Friedrich Wachowiak (13 February 1920 – 16 July 1944) was a German military aviator who served in the Luftwaffe during World War II. As a fighter ace, he was credited with 89, potentially up to 140, aerial victories—that is, 89 aerial combat encounters resulting in the destruction of the enemy aircraft—claimed in an unknown number of combat missions. All of his documented victories were claimed over the Eastern Front.

Wachowiak was born in Somborn, present-day part of Dortmund, and following fighter pilot training was posted to Jagdgeschwader 52 (JG 52—52nd Fighter Wing) in July 1940. He claimed his first aerial victory on 24 June 1941 during Operation Barbarossa, the German invasion of the Soviet Union. He was awarded the Knight's Cross of the Iron Cross in April 1942. In 1943 and early 1944, he served as a fighter pilot instructor and came back to the front in May 1944. He was then posted to Jagdgeschwader 3 "Udet" (JG 3—3rd Fighter Wing) and was killed in action on 16 July 1944 fighting against the Western Allies over Normandy.

==Career==
Wachowiak was born on 13 February 1920 in Somborn, present-day part of Dortmund, at the time in the Province of Westphalia of the Weimar Republic. Trained as fighter pilot, (Note: Flight training in the Luftwaffe progressed through the levels A1, A2 and B1, B2, referred to as A/B flight training. A training included theoretical and practical training in aerobatics, navigation, long-distance flights and dead-stick landings. The B courses included high-altitude flights, instrument flights, night landings and training to handle the aircraft in difficult situations.) Wachowiak was posted to 8. Staffel (8th squadron) of Jagdgeschwader 52 (JG 52—52nd Fighter Wing) on 29 July 1940 holding the rank of Obergefreiter. At the time, 8. Staffel was commanded by Oberleutnant Günther Rall. The Staffel was subordinated to III. Gruppe (3rd group) of JG 52 temporarily headed by Hauptmann Wilhelm Ensslin after its former commander Major Wolf-Heinrich von Houwald was killed in action on 24 July.

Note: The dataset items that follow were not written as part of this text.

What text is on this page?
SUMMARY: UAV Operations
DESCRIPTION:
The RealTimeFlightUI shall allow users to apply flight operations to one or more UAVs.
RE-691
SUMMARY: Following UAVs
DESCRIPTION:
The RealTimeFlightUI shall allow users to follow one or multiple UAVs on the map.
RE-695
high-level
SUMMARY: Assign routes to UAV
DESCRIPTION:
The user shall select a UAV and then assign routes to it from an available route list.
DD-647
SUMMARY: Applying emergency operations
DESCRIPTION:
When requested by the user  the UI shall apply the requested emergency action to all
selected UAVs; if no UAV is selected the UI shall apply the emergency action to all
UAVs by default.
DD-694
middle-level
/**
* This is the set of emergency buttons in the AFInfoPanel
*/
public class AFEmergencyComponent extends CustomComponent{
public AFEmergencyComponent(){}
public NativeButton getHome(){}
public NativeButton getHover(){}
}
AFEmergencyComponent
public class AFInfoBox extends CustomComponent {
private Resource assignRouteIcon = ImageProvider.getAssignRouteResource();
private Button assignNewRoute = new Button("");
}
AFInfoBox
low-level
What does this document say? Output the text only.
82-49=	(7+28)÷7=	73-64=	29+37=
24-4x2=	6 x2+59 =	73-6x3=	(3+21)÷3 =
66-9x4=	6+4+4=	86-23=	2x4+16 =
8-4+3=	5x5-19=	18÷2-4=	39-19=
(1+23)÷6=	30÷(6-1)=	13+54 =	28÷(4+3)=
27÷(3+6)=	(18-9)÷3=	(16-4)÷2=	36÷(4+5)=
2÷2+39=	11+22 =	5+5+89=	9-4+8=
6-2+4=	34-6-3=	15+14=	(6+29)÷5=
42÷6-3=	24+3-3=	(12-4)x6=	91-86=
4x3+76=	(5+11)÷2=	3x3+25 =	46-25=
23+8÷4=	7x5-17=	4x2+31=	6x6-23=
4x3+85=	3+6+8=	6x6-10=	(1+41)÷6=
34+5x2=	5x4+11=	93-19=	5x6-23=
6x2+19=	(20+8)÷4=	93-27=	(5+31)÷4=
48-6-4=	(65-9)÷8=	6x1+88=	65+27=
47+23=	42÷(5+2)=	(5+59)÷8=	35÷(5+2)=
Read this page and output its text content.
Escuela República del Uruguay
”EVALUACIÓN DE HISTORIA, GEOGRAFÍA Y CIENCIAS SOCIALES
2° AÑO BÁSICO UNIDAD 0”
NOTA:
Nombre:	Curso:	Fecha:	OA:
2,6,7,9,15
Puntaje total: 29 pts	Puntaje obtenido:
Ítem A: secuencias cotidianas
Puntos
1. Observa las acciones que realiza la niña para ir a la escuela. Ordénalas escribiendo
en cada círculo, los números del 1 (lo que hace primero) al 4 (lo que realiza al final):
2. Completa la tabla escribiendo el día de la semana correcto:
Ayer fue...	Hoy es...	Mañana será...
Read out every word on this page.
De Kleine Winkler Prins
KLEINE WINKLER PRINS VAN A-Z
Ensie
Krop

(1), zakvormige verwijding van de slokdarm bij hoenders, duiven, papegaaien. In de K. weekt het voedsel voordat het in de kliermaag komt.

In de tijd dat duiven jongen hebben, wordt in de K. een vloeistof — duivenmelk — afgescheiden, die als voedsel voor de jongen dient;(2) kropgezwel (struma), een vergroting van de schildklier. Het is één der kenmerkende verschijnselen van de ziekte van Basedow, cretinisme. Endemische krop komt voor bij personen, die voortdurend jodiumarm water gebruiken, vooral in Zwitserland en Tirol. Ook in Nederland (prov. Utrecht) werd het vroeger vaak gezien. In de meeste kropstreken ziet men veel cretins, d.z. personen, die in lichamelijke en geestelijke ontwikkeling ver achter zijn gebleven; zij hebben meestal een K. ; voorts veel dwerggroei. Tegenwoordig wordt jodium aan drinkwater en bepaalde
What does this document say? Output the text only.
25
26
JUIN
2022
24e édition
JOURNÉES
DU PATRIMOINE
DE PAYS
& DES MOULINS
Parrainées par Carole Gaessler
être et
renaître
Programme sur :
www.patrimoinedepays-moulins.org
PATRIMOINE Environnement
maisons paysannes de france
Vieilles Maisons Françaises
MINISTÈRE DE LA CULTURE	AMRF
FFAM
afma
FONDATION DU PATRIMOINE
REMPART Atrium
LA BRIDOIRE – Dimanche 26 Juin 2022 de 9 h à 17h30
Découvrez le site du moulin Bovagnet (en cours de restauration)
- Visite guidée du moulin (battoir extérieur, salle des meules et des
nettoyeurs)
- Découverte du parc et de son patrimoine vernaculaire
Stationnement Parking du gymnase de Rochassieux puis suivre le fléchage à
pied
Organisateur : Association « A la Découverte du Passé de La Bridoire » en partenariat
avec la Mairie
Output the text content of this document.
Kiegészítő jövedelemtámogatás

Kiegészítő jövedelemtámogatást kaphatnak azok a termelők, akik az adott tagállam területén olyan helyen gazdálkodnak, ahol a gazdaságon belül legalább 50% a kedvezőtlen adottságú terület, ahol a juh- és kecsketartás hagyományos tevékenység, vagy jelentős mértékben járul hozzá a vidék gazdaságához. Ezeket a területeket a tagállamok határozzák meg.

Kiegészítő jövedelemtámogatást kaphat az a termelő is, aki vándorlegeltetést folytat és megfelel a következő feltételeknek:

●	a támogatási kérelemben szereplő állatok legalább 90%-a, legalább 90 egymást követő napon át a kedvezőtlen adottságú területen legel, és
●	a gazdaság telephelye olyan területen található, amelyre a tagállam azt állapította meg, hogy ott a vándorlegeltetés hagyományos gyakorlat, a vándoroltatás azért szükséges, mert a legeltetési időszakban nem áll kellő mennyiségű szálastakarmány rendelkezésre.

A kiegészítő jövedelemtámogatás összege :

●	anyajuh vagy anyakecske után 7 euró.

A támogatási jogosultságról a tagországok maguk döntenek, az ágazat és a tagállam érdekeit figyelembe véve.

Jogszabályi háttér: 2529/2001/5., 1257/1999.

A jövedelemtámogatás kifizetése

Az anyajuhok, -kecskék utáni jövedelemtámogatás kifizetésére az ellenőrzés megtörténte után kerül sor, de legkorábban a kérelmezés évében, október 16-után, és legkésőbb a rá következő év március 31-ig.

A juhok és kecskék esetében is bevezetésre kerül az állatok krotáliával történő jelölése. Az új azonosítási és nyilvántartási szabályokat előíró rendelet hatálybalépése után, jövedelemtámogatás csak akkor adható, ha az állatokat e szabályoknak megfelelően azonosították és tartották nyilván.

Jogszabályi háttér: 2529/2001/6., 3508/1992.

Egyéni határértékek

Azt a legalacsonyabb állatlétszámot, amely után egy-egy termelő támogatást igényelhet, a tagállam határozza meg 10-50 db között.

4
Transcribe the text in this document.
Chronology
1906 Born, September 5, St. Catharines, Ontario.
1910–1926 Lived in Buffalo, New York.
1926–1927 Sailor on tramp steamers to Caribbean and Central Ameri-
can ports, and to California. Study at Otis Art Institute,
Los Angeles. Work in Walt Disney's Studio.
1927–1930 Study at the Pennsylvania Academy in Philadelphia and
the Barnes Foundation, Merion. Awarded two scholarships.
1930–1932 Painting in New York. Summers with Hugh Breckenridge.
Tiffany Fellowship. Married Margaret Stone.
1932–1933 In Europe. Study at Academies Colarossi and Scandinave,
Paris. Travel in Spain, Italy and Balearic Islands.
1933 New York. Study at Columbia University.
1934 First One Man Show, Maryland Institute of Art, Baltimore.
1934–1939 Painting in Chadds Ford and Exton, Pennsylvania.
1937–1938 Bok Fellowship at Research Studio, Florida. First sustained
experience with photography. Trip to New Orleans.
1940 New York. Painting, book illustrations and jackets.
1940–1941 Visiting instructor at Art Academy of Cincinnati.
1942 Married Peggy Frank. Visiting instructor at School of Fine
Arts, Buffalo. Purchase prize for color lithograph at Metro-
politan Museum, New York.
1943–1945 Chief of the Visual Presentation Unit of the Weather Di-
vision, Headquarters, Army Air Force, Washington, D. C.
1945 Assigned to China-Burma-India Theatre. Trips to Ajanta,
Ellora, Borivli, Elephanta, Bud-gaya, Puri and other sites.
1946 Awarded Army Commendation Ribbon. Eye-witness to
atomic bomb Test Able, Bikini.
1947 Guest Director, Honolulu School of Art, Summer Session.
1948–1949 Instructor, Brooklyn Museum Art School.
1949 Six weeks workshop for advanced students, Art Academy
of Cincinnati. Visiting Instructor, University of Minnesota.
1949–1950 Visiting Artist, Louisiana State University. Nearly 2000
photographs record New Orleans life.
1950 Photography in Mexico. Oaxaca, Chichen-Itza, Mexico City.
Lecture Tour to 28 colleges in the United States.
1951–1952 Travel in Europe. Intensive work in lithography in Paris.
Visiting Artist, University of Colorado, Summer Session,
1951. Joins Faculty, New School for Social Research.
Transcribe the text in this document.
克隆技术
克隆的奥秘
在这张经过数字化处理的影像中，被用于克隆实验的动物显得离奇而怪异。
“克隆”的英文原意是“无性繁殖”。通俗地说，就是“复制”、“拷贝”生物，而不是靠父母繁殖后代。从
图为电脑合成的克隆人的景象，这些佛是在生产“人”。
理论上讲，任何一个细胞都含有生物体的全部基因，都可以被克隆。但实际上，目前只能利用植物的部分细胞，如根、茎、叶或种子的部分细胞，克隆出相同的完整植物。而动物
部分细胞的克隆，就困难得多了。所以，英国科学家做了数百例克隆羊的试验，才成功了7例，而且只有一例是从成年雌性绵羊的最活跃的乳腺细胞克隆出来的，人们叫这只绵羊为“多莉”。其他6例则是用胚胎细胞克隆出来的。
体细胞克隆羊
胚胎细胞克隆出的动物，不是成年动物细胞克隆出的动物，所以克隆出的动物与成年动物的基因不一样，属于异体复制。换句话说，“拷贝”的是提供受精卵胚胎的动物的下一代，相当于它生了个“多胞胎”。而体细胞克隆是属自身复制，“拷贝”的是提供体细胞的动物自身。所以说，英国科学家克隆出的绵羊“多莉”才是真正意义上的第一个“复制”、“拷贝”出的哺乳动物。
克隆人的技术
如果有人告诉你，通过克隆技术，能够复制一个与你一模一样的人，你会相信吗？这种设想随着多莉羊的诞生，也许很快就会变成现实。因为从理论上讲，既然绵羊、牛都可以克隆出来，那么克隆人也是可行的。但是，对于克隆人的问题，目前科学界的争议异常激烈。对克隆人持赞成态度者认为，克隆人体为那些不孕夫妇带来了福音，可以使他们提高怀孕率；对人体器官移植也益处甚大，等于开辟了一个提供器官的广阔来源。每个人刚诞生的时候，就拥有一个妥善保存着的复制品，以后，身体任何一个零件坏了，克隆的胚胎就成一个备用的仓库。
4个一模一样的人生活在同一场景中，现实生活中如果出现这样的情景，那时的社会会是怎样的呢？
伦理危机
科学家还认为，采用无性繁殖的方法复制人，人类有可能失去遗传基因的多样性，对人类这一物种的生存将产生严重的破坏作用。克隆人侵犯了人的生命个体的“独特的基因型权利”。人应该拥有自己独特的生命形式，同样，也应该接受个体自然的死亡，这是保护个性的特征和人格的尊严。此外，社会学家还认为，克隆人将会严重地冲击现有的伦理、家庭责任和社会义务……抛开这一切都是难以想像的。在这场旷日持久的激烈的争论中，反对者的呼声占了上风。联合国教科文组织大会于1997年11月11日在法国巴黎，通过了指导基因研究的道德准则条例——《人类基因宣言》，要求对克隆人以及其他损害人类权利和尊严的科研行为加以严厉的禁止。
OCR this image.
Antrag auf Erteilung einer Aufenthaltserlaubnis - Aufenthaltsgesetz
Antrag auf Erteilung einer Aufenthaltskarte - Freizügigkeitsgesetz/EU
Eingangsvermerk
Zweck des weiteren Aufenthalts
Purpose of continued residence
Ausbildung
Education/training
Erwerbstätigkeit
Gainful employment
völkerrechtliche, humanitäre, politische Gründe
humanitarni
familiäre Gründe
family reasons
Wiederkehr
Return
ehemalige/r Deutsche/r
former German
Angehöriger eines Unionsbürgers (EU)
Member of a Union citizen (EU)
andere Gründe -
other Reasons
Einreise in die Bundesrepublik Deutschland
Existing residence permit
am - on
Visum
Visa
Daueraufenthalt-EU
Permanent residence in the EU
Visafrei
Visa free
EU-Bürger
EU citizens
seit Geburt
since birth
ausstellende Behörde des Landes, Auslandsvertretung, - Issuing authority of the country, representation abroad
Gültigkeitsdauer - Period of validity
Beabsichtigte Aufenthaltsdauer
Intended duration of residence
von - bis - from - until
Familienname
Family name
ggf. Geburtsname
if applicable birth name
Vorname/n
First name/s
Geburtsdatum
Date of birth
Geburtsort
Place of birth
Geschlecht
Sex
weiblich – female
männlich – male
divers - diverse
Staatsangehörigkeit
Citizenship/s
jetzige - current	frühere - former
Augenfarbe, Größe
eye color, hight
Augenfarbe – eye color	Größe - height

The rise of General Ion Antonescu in Romania in 1940 led to a reorganization of his country's armed forces. In this, he was supported by a military mission from Germany, the Luftwaffenmission Rumänien (Luftwaffe Mission Romania) under the command of Generalleutnant (equivalent to major general) Wilhelm Speidel. III. Gruppe of JG 52 was transferred to Bucharest in mid-October and temporarily renamed I. Gruppe of Jagdgeschwader 28 (JG 28—28th Fighter Wing) until 4 January 1941. Its primary task was to train Romanian Air Force personnel. The Gruppe was placed under the command of Major Gotthard Handrick who had previously served on the staff of Luftwaffenmission Rumänien. 8. Staffel arrived at Pipera Airfield on 15 October where they stayed until 18 November when they moved to Leipzig-Mockau Airfield. Three days later, 8. Staffel moved to Parndorf in Austria. On 30 November, the Staffel began relocating back to Pipera Airfield where they arrived on 2 December, staying there until 27 May 1941.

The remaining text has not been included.